Demokrasi Muluskan Penjajahan Lewat Investasi

Min.co.id-Karut marut persoalan ekonomi, telah menyibukan pemerintah untuk melakukan berbagai cara dalam memulihkannya. Salah satu solusi jitu yang ditawarkan sistem ekonomi kapitalisme adalah dengan menggenjot investasi. Tak terkecuali Jabar yang telah menawarkan 16 proyek investasi di gelaran akbar West Java Investment Summit (WJIS) 2020.

Jabar menempati peringkat pertama realisasi investasi berdasarkan lokasi dengan nilai Rp 86,3 triliun, pada periode Januari-September 2020. Angka tersebut telah menyerap tenaga kerja sebanyak 86.627 orang serta 13.386 jumlah proyek.

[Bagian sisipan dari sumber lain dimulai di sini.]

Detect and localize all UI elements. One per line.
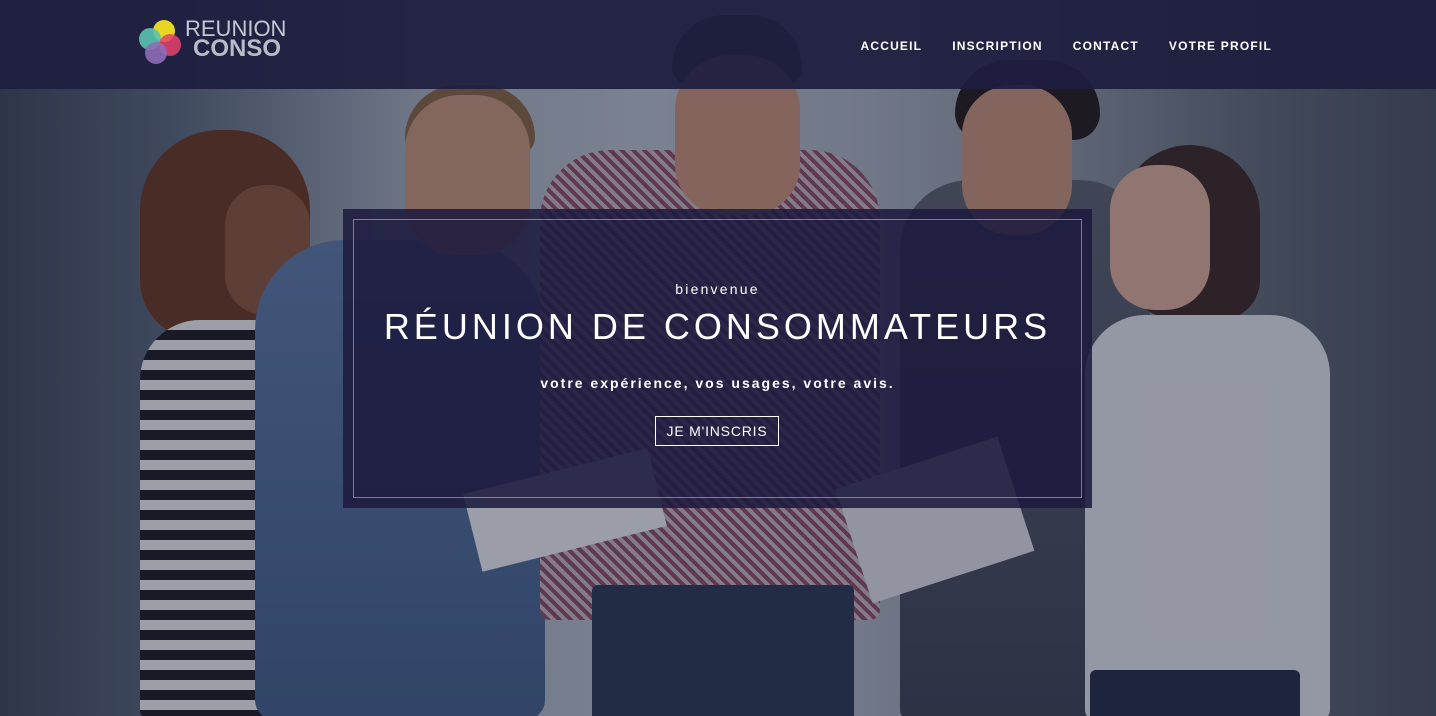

Dan tenaga kerja paling banyak di industri tekstil mencapai 33,19 persen.

Untuk kategori nilai tahap persiapan investasi berasal dari 11 investor. Dari para investor tersebut, total nilai tahap persiapan mencapai Rp 251,2 triliun selama 3-10 tahun. Yaitu Amazon Rp 417 milyar, Hyundai Motor Rp 18,1 triliun dan China Petroleum Corporation Rp 90,3 triliun. (Jabarprov.go.id 16/11/2020)

Adapun untuk kategori tahap komitmen investasi, dilakukan MoU pada hari pertama WJIS, 16/11/2020. Nilai rencana investasi mencapai Rp 41 triliun. Kerja sama utamanya terkait pengembangan infrastruktur, mulai dari hotel, MICE facilitas, warehouse, energy, hingga rumah sakit. (kompas.com 17/11/2020)

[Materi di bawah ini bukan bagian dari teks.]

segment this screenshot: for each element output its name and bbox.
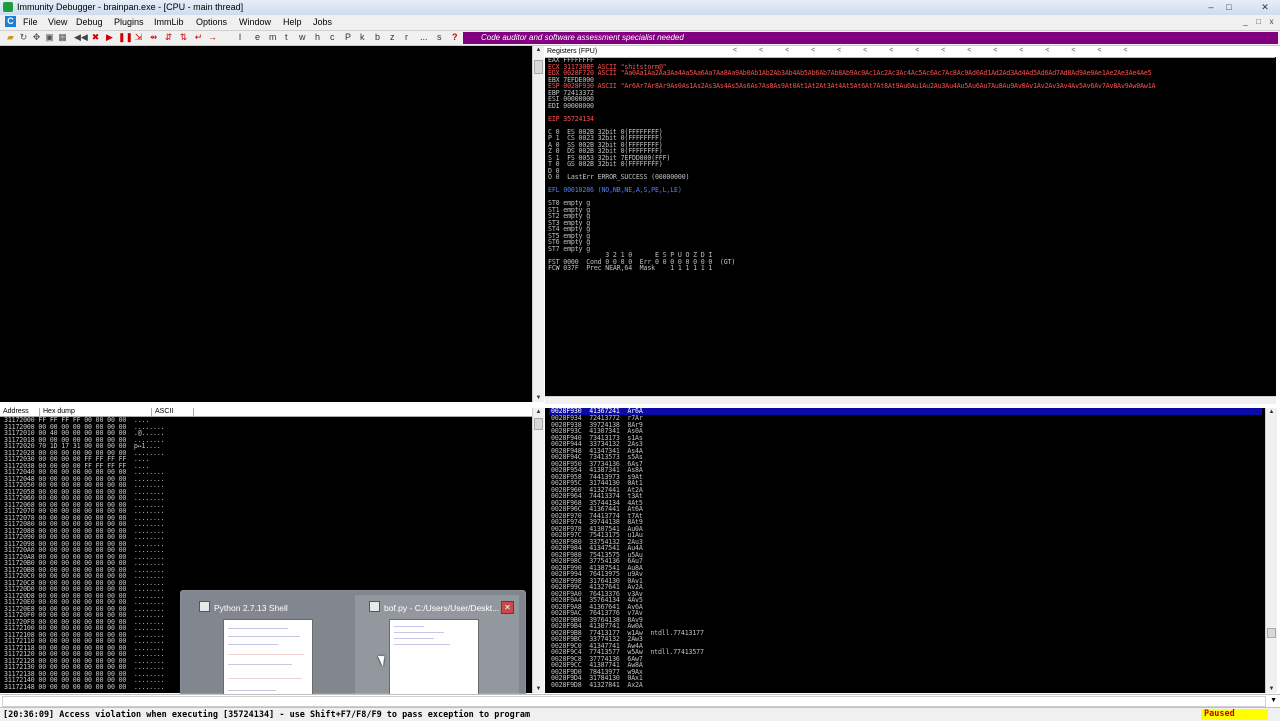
scroll-down-icon[interactable]: ▼ [533,394,544,402]
toolbar-m-button[interactable]: m [269,32,277,42]
status-bar: [20:36:09] Access violation when executi… [0,707,1280,721]
trace-into-icon[interactable]: ⇵ [163,32,174,43]
toolbar-l-button[interactable]: l [239,32,241,42]
menu-plugins[interactable]: Plugins [114,17,144,27]
register-list: EAX FFFFFFFF ECX 311730BF ASCII "shitstor… [548,57,1156,272]
toolbar-dots-button[interactable]: ... [420,32,428,42]
mdi-close-button[interactable]: x [1266,17,1277,27]
dump-row[interactable]: 31172148 00 00 00 00 00 00 00 00 .......… [4,683,165,691]
mdi-minimize-button[interactable]: _ [1240,17,1251,27]
banner-ad[interactable]: Code auditor and software assessment spe… [463,32,1278,44]
menu-view[interactable]: View [48,17,67,27]
register-row[interactable]: ESP 0028F930 ASCII "Ar6Ar7Ar8Ar9As0As1As… [548,83,1156,90]
run-icon[interactable]: ▶ [104,32,115,43]
toolbar-s-button[interactable]: s [437,32,442,42]
close-preview-icon[interactable]: ✕ [501,601,514,614]
command-bar: ▼ [0,694,1280,707]
toolbar-h-button[interactable]: h [315,32,320,42]
menu-bar: C File View Debug Plugins ImmLib Options… [0,15,1280,31]
toolbar-e-button[interactable]: e [255,32,260,42]
stack-row[interactable]: 0028F9D8 41327841 Ax2A [551,681,704,689]
scroll-thumb[interactable] [534,418,543,430]
registers-title: Registers (FPU) [547,48,598,55]
registers-hscrollbar[interactable] [545,396,1276,404]
toolbar-r-button[interactable]: r [405,32,408,42]
register-row[interactable]: EDX 0028F720 ASCII "Aa0Aa1Aa2Aa3Aa4Aa5Aa… [548,70,1155,77]
disassembly-scrollbar[interactable]: ▲ ▼ [532,46,544,402]
maximize-button[interactable]: □ [1222,2,1236,12]
menu-debug[interactable]: Debug [76,17,103,27]
rewind-icon[interactable]: ◀◀ [74,32,88,43]
thumbnail-title: Python 2.7.13 Shell [185,601,349,613]
trace-over-icon[interactable]: ⇅ [178,32,189,43]
chevron-down-icon[interactable]: ▼ [1270,697,1277,704]
cpu-window-icon[interactable]: C [5,16,16,27]
idle-icon [369,601,380,612]
scroll-thumb[interactable] [534,60,543,74]
goto-icon[interactable]: → [207,32,218,43]
menu-window[interactable]: Window [239,17,271,27]
grid-icon[interactable]: ▦ [57,32,68,43]
app-icon [3,2,13,12]
dump-rows: 31172000 FF FF FF FF 00 00 00 00 .... 311… [4,417,165,691]
pause-icon[interactable]: ❚❚ [118,32,133,43]
toolbar-k-button[interactable]: k [360,32,365,42]
window-title: Immunity Debugger - brainpan.exe - [CPU … [17,2,244,12]
dump-col-ascii[interactable]: ASCII [152,408,194,416]
open-icon[interactable]: ▰ [5,32,16,43]
menu-options[interactable]: Options [196,17,227,27]
mdi-restore-button[interactable]: □ [1253,17,1264,27]
menu-jobs[interactable]: Jobs [313,17,332,27]
command-input[interactable] [2,696,1266,707]
step-over-icon[interactable]: ⇴ [148,32,159,43]
restart-icon[interactable]: ↻ [18,32,29,43]
toolbar-b-button[interactable]: b [375,32,380,42]
toolbar-t-button[interactable]: t [285,32,288,42]
python-icon [199,601,210,612]
attach-icon[interactable]: ✥ [31,32,42,43]
scroll-up-icon[interactable]: ▲ [1266,408,1277,416]
stack-selected-row[interactable]: 0028F930 41367241 Ar6A [549,408,1262,415]
step-into-icon[interactable]: ⇲ [133,32,144,43]
toolbar-c-button[interactable]: c [330,32,335,42]
close-debug-icon[interactable]: ✖ [90,32,101,43]
registers-nav-arrows[interactable]: < < < < < < < < < < < < < < < < [733,47,1138,54]
toolbar-help-button[interactable]: ? [452,32,458,42]
register-row[interactable]: FCW 037F Prec NEAR,64 Mask 1 1 1 1 1 1 [548,265,1155,272]
disassembly-pane[interactable] [0,46,532,402]
dump-scrollbar[interactable]: ▲ ▼ [532,408,544,693]
dump-col-address[interactable]: Address [0,408,40,416]
status-message: [20:36:09] Access violation when executi… [3,710,531,720]
minimize-button[interactable]: – [1204,2,1218,12]
dump-col-hex[interactable]: Hex dump [40,408,152,416]
stack-scrollbar[interactable]: ▲ ▼ [1265,408,1277,693]
execute-till-return-icon[interactable]: ↵ [193,32,204,43]
menu-immlib[interactable]: ImmLib [154,17,184,27]
toolbar-z-button[interactable]: z [390,32,395,42]
window-icon[interactable]: ▣ [44,32,55,43]
scroll-down-icon[interactable]: ▼ [533,685,544,693]
stack-rows: 0028F934 72413772 r7Ar 0028F938 39724138 … [551,415,704,688]
menu-file[interactable]: File [23,17,38,27]
scroll-up-icon[interactable]: ▲ [533,408,544,416]
close-button[interactable]: ✕ [1254,2,1276,12]
status-badge: Paused [1201,709,1268,720]
title-bar: Immunity Debugger - brainpan.exe - [CPU … [0,0,1280,16]
scroll-thumb[interactable] [1267,628,1276,638]
menu-help[interactable]: Help [283,17,302,27]
thumbnail-title: bof.py - C:/Users/User/Deskt... [355,601,519,613]
toolbar-w-button[interactable]: w [299,32,306,42]
toolbar-p-button[interactable]: P [345,32,351,42]
scroll-down-icon[interactable]: ▼ [1266,685,1277,693]
scroll-up-icon[interactable]: ▲ [533,46,544,54]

Kategori terakhir yakni investment project ready to offer (IPRO) terdiri dari 16 proyek investasi yang siap ditenderkan dengan total nilai mencapai Rp 39,5 triliun. Nilai investasi terbesar adalah proyek Subang Smart Eco Industrial City mencapai Rp 9,6 triliun. Lalu disusul Subang Smartpolitan yang mencapai Rp 8,7 triliun.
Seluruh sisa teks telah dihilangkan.